W & M have known each other for ever. From back in DC where they worked as interns for some Capitol Hill pols, carrying their bosses’ lunches back to the office, purses over their arms, chattering like magpies.
WAIT! Did you say magpie? Where?
No, W & M, it’s a figure of speech. Let me tell the good people the story.
Last weekend, I was assigned the job of checking in on W & M while their parents were away. I think it’s a wedding – unclear. But W & M live in two cozy apartments near our downtown cozy apartment, and we know the “checking-in-on-the-kids-while-the-parents- are-away-for-the-week” deal. At one point, our policy was to only leave a live person in situ so that things didn’t get out of hand. So I’m an old pro at this. I went to check out the lay of the land on Sunday.
Keys. Check.
Food. Check. Really, they only eat kibble?
K-litter. Check. No scoop?
It’s okay – shakeable tray.
Oh, okay.
Moms and Dads left last night. So I went to check on the girls after work this afternoon.
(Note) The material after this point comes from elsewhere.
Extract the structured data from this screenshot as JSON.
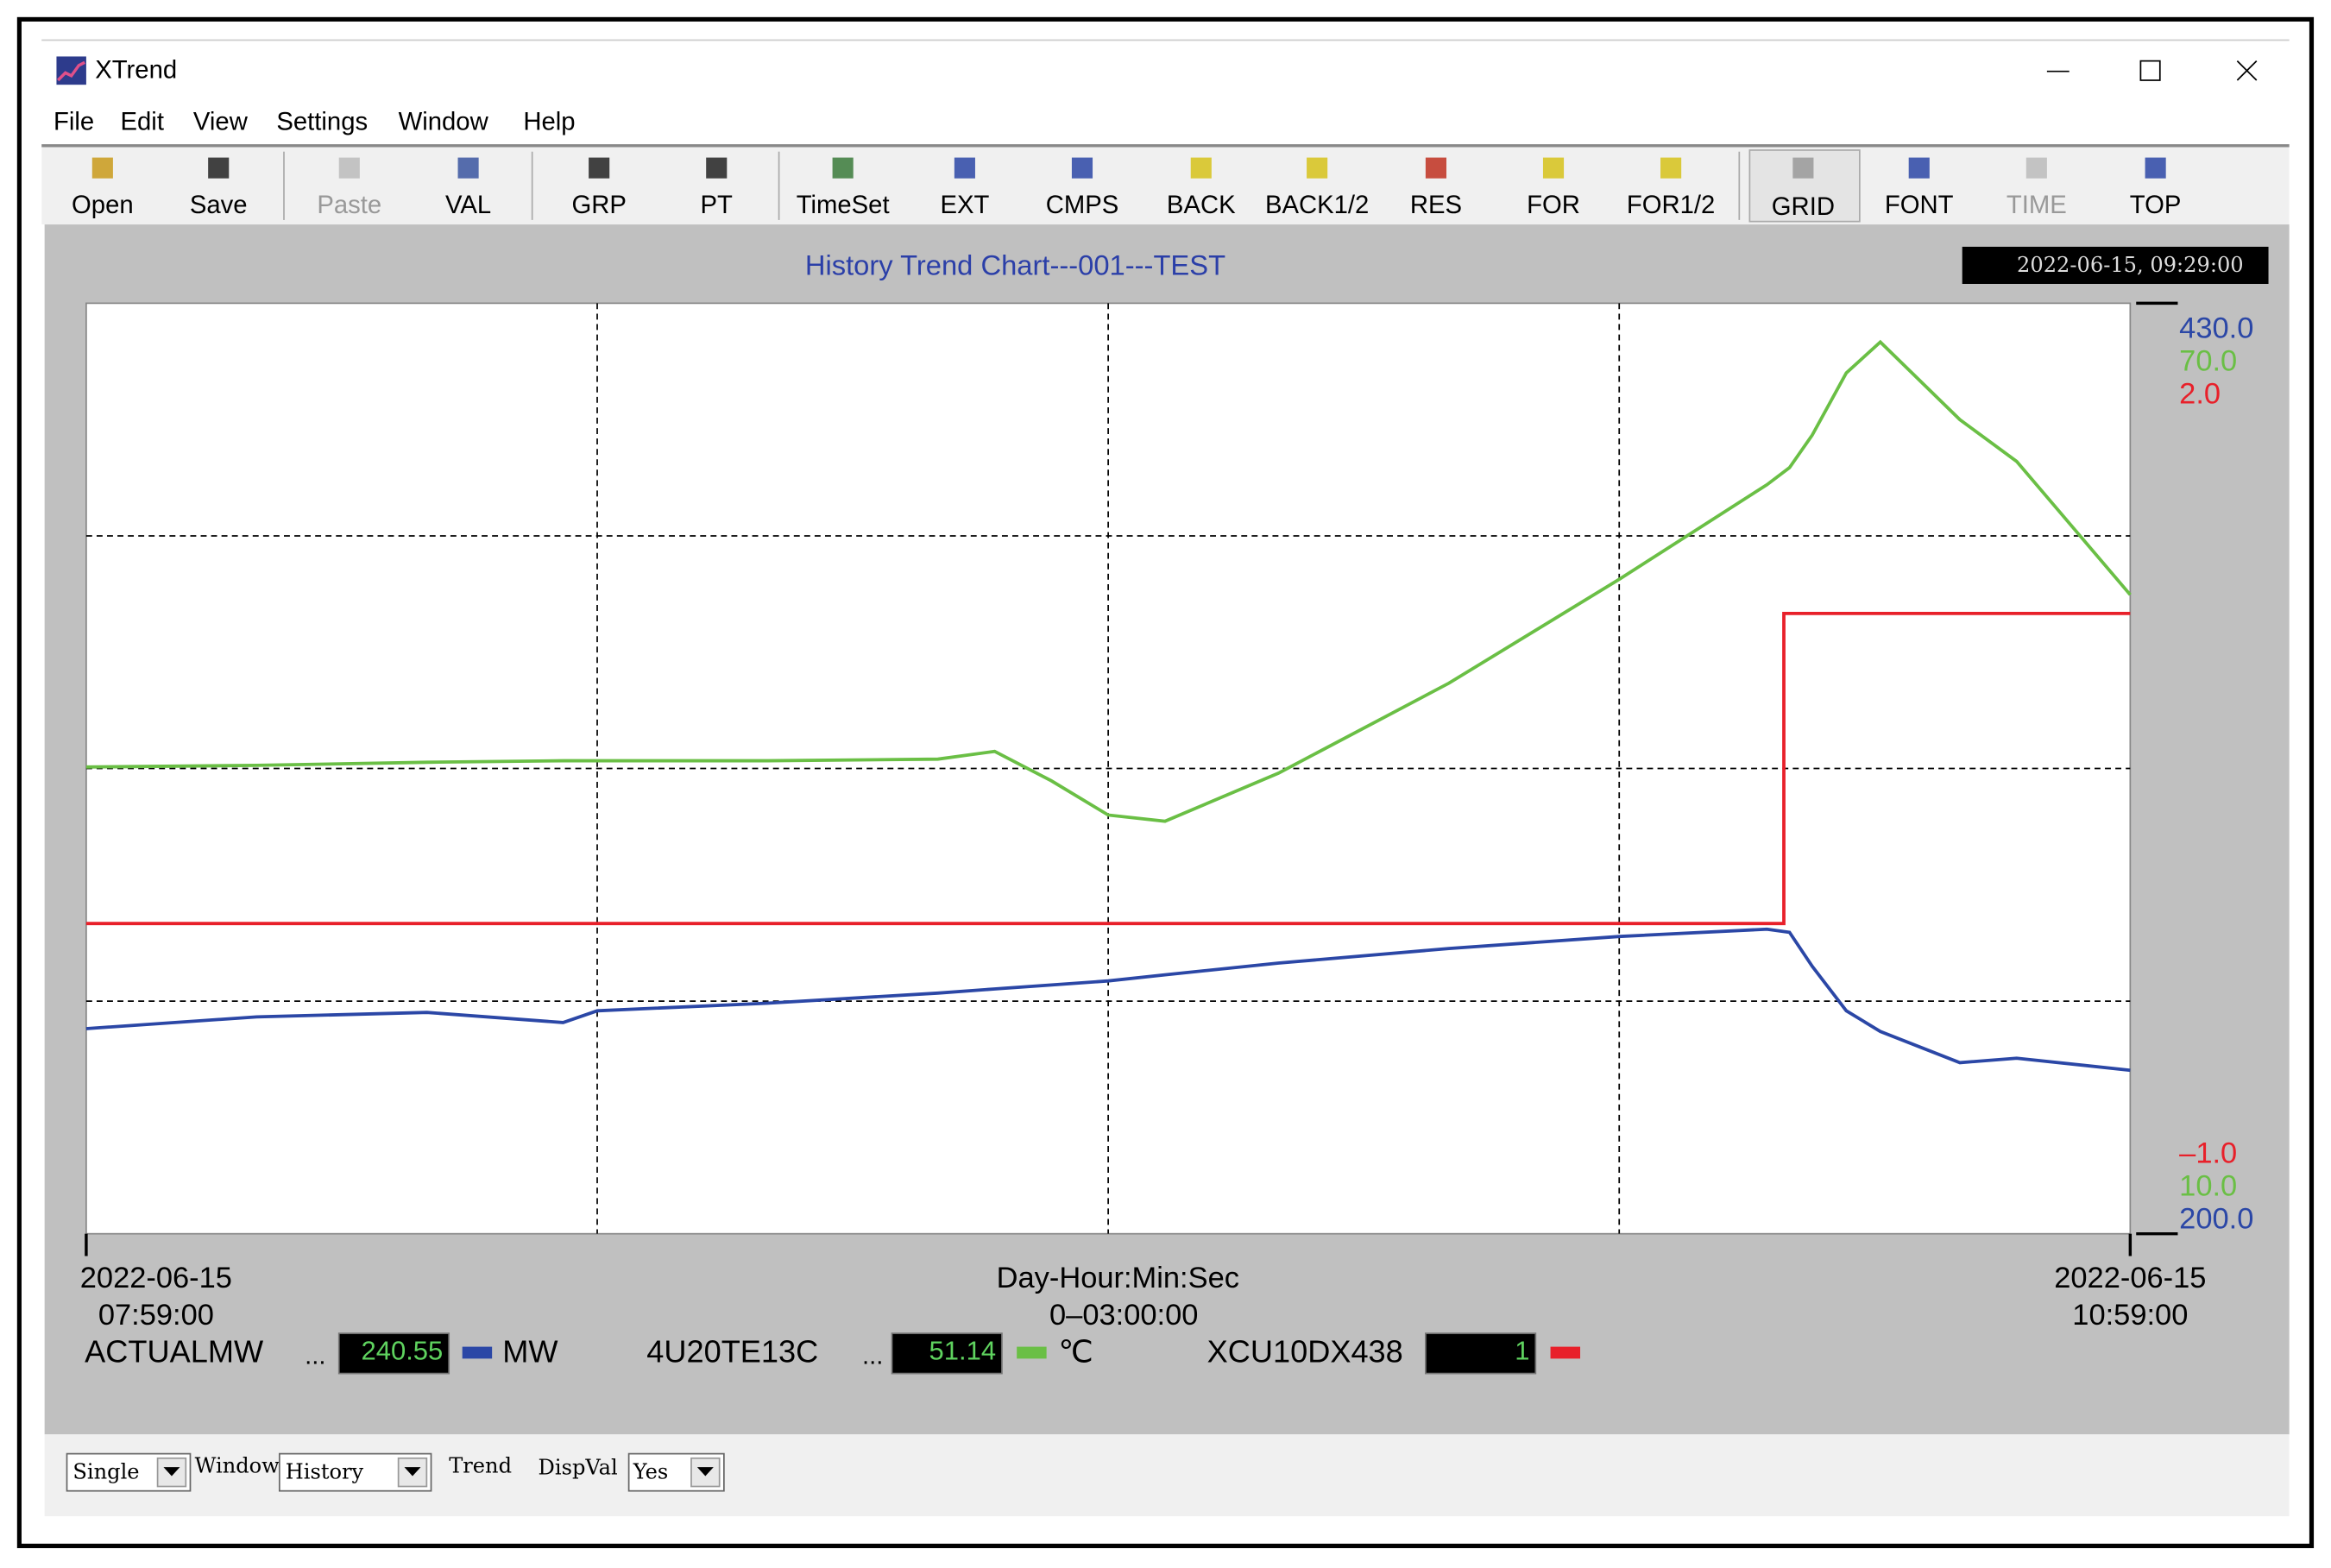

I opened the door, catching W with the game remote in her paws, cigarette hanging lazily out of mouth, Ark: Survivor Evolved blaring away on the TV. She was busy fighting T-Rex when I opened the door. She dropped the remote like a hot potato, cigarette falling perilously to the floor. I ran across the room and stomped it out, tried to look stern, but she was so nonchalant I didn’t know quite how to handle it. I was completely dumbstruck. Then she dropped to the table like she’d been doing her nails.
You know how tough it is to yell at someone else’s kids, so I just went on checking her food and water, then grabbed the fascinator (I know it’s not really called that, but its such a great descriptor and so current) just to let her know that I wasn’t mad. After all, I don’t set the house rules, her parents do.
I bid W farewell and made my way down to M’s apartment. I am pretty sure W had called her about my coming because by the time I got to the door, M was wailing. I mean on the guitar in the living room. She was wailing. Sounds came out of that guitar like you’ve never heard. I mean I knew she was good. W’s parents had told me, but I had no idea.
I put the key in the door and turned the knob only to find M sitting demurely by the door, no guitar in paw, looking up at me with ennui. Which is hard for a cat to master. Usually they have the imperious thing down, but ennui is a real affect that they have to master. Ennui, that is, until she realized I was her meal ticket. Then the caterwauling started for real and she wrapped herself around my legs.
I scooped her food and filled her bowl and backed away.
What can I tell you? I know they were both up to something before I got there and then when I arrived, almost all evidence was gone. I’ll have to wait and see what other shenanigans they pull the rest of the week. I bet it will be good. Kids always misbehave when their parents are away.
For now, you’ll have to trust me when I tell you that W & M are living the high life.